Returns in Trading versus Non-Trading Hours:

The Difference is Day and Night

Michael A. Kelly

LafayetteCollege

Steven P. Clark

University of North Carolina at Charlotte

Journal of Economic Literature Codes: G120, G140

Keywords: anomaly, efficiency, ETF, Sharpe Ratio.

Michael A. Kelly, Assistant Professor, Lafayette College, Simon Center 204, Easton, PA 18042-1776. 610-330-5313 (phone), 610-330-5715 (fax),

Steven P. Clark, Assistant Professor, Department of Finance, Belk College of Business, University of North Carolina at Charlotte. 704-687-7689 (phone),

Returns in Trading versus Non-Trading Hours:

The Difference is Day and Night

Abstract

Market efficiency implies that the risk-adjusted returns from holding stocks during regular trading hours should be indistinguishable from the risk-adjusted returns from holding stocks outside those hours. We find evidence to the contrary. We use broad-based index exchange-traded funds (ETFs) for our analysis and the Sharpe Ratio to compare returns. The magnitude of this effect is startling. For example, the geometric average close-to-open risk premium (return minus the risk-free rate) of the QQQQ from 1999-2006 was +23.7% while the average open-to-close risk premium was -23.3% with lower volatility for the close-to-open risk premium. This result has broad implications for when investors should buy and sell broadly diversified portfolios.

1.Introduction

Most analyses of stock price returns base those returns upon the closing price of a stock at two dates (“close-to-close” returns). To better measure price volatility, Stoll and Whaley (1990) looked at “open-to-open” returns and found that open-to-open volatility is higher than close-to-close volatility and attribute their result to private information revealed in trading at the open and the actions of specialists. Other authors examining intraday returns have concluded that intraday returns, volatility, and volume display a U-shaped pattern, that weekend returns are lower than weekday returns, and that stock price returns are more volatile when the market is open than when it is closed. Hong and Wang (2000) provide a review of this literature.

We compare the daytime (“open-to-close” or “OC”) and nighttime (“close-to-open” or “CO”) returns for a group of exchange-traded funds (ETFs). ETFs allow investors to trade a basket of stocks in a single transaction. The creation and destruction features of the ETF ensure that prices on the exchange closely reflect the fair value of the underlying security basket. Meziani (2005) provides a detailed discussion of the mechanics and the trading of ETFs.
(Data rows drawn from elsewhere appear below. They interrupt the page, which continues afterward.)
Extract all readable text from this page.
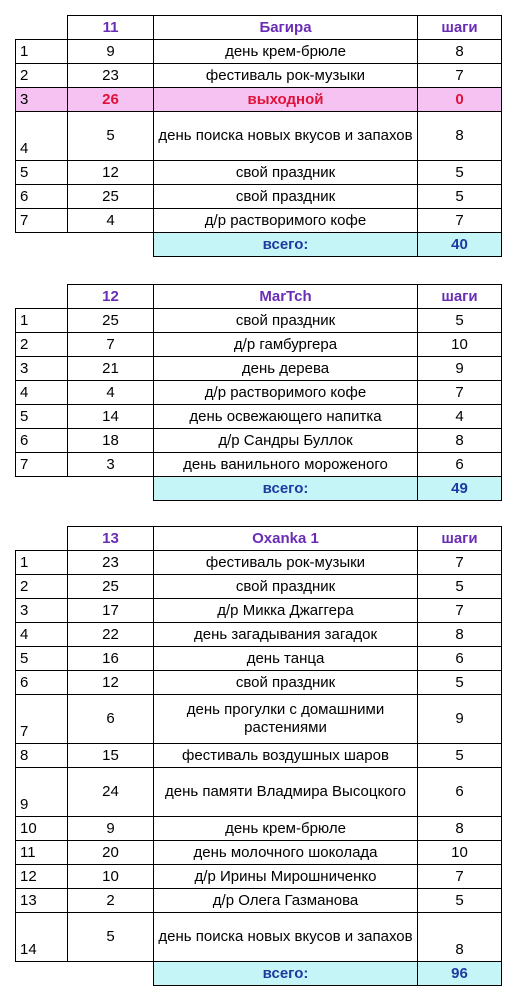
	11	Багира	шаги
1	9	день крем-брюле	8
2	23	фестиваль рок-музыки	7
3	26	выходной	0
4	5	день поиска новых вкусов и запахов	8
5	12	свой праздник	5
6	25	свой праздник	5
7	4	д/р растворимого кофе	7
		всего:	40
	12	MarTch	шаги
1	25	свой праздник	5
2	7	д/р гамбургера	10
3	21	день дерева	9
4	4	д/р растворимого кофе	7
5	14	день освежающего напитка	4
6	18	д/р Сандры Буллок	8
7	3	день ванильного мороженого	6
		всего:	49
	13	Oxanka 1	шаги
1	23	фестиваль рок-музыки	7
2	25	свой праздник	5
3	17	д/р Микка Джаггера	7
4	22	день загадывания загадок	8
5	16	день танца	6
6	12	свой праздник	5
7	6	день прогулки с домашними растениями	9
8	15	фестиваль воздушных шаров	5
9	24	день памяти Владмира Высоцкого	6
10	9	день крем-брюле	8
11	20	день молочного шоколада	10
12	10	д/р Ирины Мирошниченко	7
13	2	д/р Олега Газманова	5
14	5	день поиска новых вкусов и запахов	8
		всего:	96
We look at the open-to-close and close-to-open returns for the DIA (representing the Dow 30), the IWM (representing the Russell 2000), the MDY (representing the S&P 400 Midcap), the QQQQ (representing the Nasdaq 100), and the SPY (representing the S&P 500). We convert these returns into risk premia by subtracted the risk-free rate from the close-to-open returns.[1] We use the risk premia to calculate Sharpe Ratios.

The close-to-open Sharpe Ratio consistently exceeds the open-to-close Sharpe Ratio and the close-to-open Sharpe Ratio is positive while the open-to-close Sharpe Ratio is negative, though open-to-close Sharpe Ratios are statistically significant for only two of the five ETFs, using monthly returns. MDY and QQQ are significant at the 5% level, while SPY is significant at the 10% level.
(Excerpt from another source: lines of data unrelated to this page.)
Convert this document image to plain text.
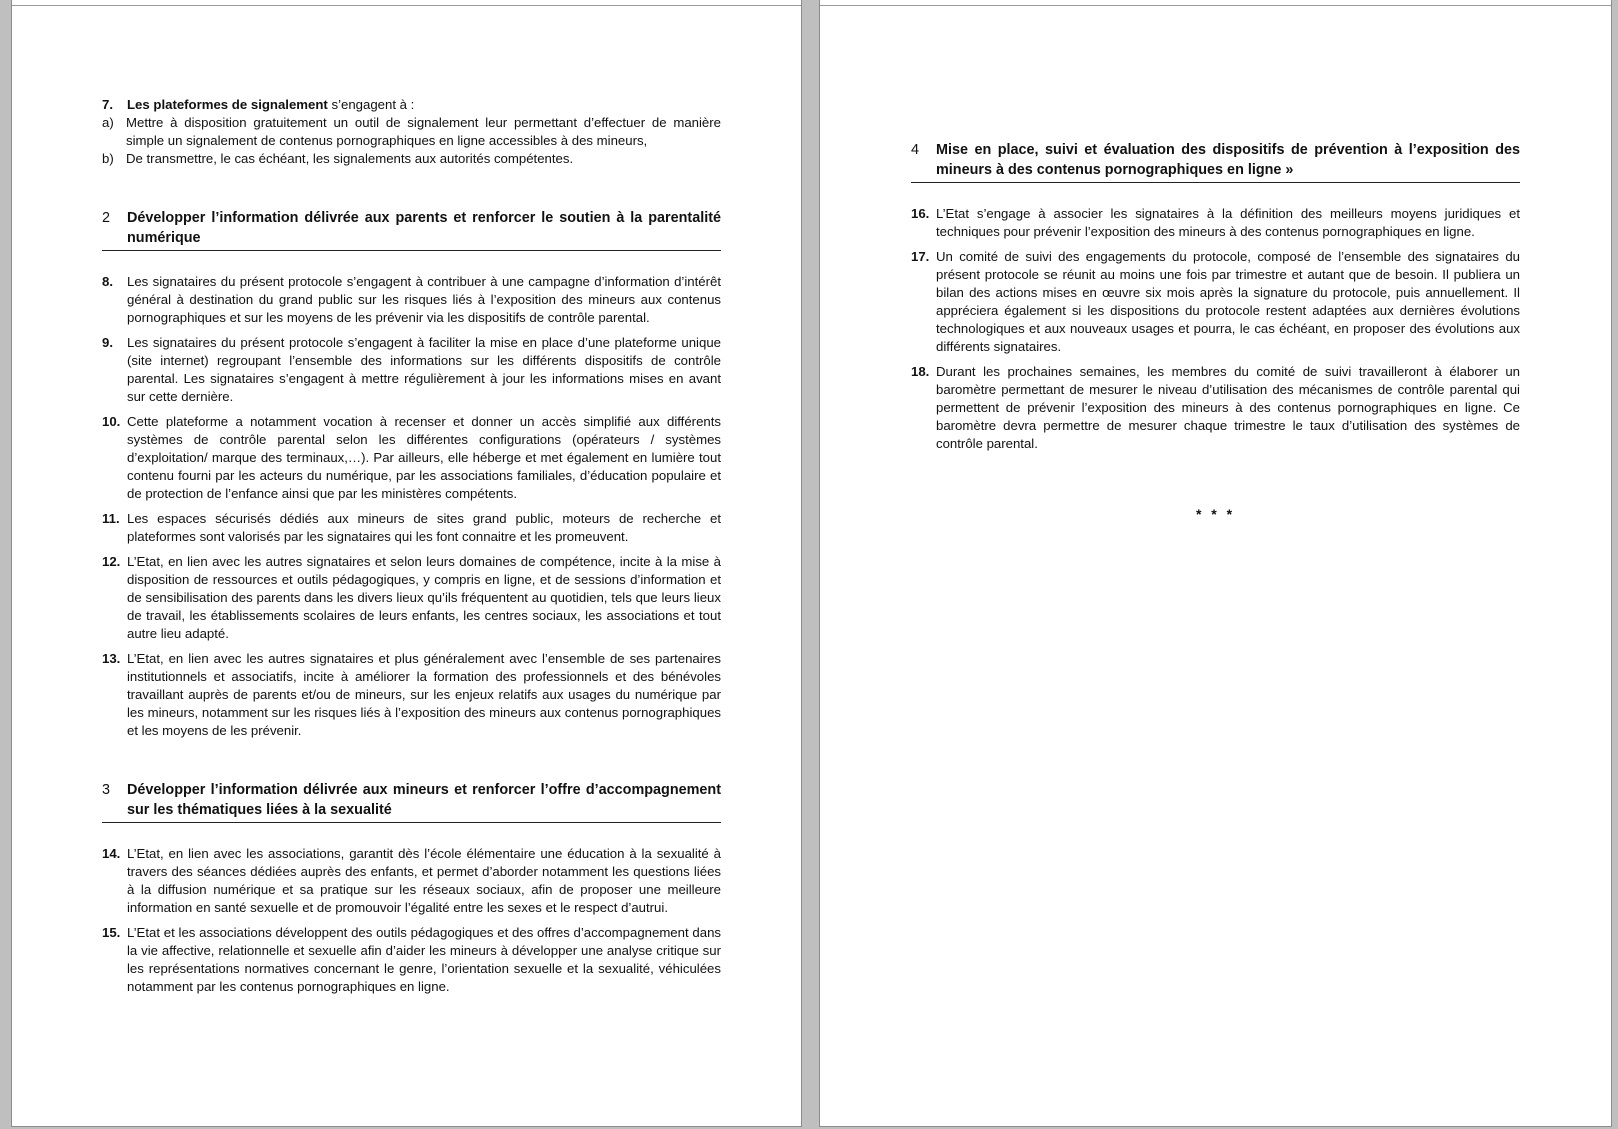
7.	Les plateformes de signalement s’engagent à :
a) Mettre à disposition gratuitement un outil de signalement leur permettant d’effectuer de manière simple un signalement de contenus pornographiques en ligne accessibles à des mineurs,
b) De transmettre, le cas échéant, les signalements aux autorités compétentes.
2	Développer l’information délivrée aux parents et renforcer le soutien à la parentalité numérique
8.	Les signataires du présent protocole s’engagent à contribuer à une campagne d’information d’intérêt général à destination du grand public sur les risques liés à l’exposition des mineurs aux contenus pornographiques et sur les moyens de les prévenir via les dispositifs de contrôle parental.
9.	Les signataires du présent protocole s’engagent à faciliter la mise en place d’une plateforme unique (site internet) regroupant l’ensemble des informations sur les différents dispositifs de contrôle parental. Les signataires s’engagent à mettre régulièrement à jour les informations mises en avant sur cette dernière.
10. Cette plateforme a notamment vocation à recenser et donner un accès simplifié aux différents systèmes de contrôle parental selon les différentes configurations (opérateurs / systèmes d’exploitation/ marque des terminaux,…). Par ailleurs, elle héberge et met également en lumière tout contenu fourni par les acteurs du numérique, par les associations familiales, d’éducation populaire et de protection de l’enfance ainsi que par les ministères compétents.
11. Les espaces sécurisés dédiés aux mineurs de sites grand public, moteurs de recherche et plateformes sont valorisés par les signataires qui les font connaitre et les promeuvent.
12. L’Etat, en lien avec les autres signataires et selon leurs domaines de compétence, incite à la mise à disposition de ressources et outils pédagogiques, y compris en ligne, et de sessions d’information et de sensibilisation des parents dans les divers lieux qu’ils fréquentent au quotidien, tels que leurs lieux de travail, les établissements scolaires de leurs enfants, les centres sociaux, les associations et tout autre lieu adapté.
13. L’Etat, en lien avec les autres signataires et plus généralement avec l’ensemble de ses partenaires institutionnels et associatifs, incite à améliorer la formation des professionnels et des bénévoles travaillant auprès de parents et/ou de mineurs, sur les enjeux relatifs aux usages du numérique par les mineurs, notamment sur les risques liés à l’exposition des mineurs aux contenus pornographiques et les moyens de les prévenir.
3	Développer l’information délivrée aux mineurs et renforcer l’offre d’accompagnement sur les thématiques liées à la sexualité
14. L’Etat, en lien avec les associations, garantit dès l’école élémentaire une éducation à la sexualité à travers des séances dédiées auprès des enfants, et permet d’aborder notamment les questions liées à la diffusion numérique et sa pratique sur les réseaux sociaux, afin de proposer une meilleure information en santé sexuelle et de promouvoir l’égalité entre les sexes et le respect d’autrui.
15. L’Etat et les associations développent des outils pédagogiques et des offres d’accompagnement dans la vie affective, relationnelle et sexuelle afin d’aider les mineurs à développer une analyse critique sur les représentations normatives concernant le genre, l’orientation sexuelle et la sexualité, véhiculées notamment par les contenus pornographiques en ligne.
4	Mise en place, suivi et évaluation des dispositifs de prévention à l’exposition des mineurs à des contenus pornographiques en ligne »
16. L’Etat s’engage à associer les signataires à la définition des meilleurs moyens juridiques et techniques pour prévenir l’exposition des mineurs à des contenus pornographiques en ligne.
17. Un comité de suivi des engagements du protocole, composé de l’ensemble des signataires du présent protocole se réunit au moins une fois par trimestre et autant que de besoin. Il publiera un bilan des actions mises en œuvre six mois après la signature du protocole, puis annuellement. Il appréciera également si les dispositions du protocole restent adaptées aux dernières évolutions technologiques et aux nouveaux usages et pourra, le cas échéant, en proposer des évolutions aux différents signataires.
18. Durant les prochaines semaines, les membres du comité de suivi travailleront à élaborer un baromètre permettant de mesurer le niveau d’utilisation des mécanismes de contrôle parental qui permettent de prévenir l’exposition des mineurs à des contenus pornographiques en ligne. Ce baromètre devra permettre de mesurer chaque trimestre le taux d’utilisation des systèmes de contrôle parental.
* * *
This result is puzzling given Hasbrouck’s (2003) observation that broad-index ETFs show evidence of diversification of private information which leads to greater liquidity that induces uninformed traders to trade these securities. We would not expect private information to be a driver of these results given that these ETFs represent diversified portfolios, not individual stocks. We show that the liquidity of these ETFs during much of our sample period is considerable and use a 5-minute volume weighted average price so that the prices examined are associated with a significant amount of liquidity.

The results are most striking for the QQQQ. The Sharpe Ratio of daily CO returns is +0.082%, while that of OC returns is -0.046%. The difference between the Sharpe Ratios and each individual Sharpe Ratio is statistically significant at the 5% level.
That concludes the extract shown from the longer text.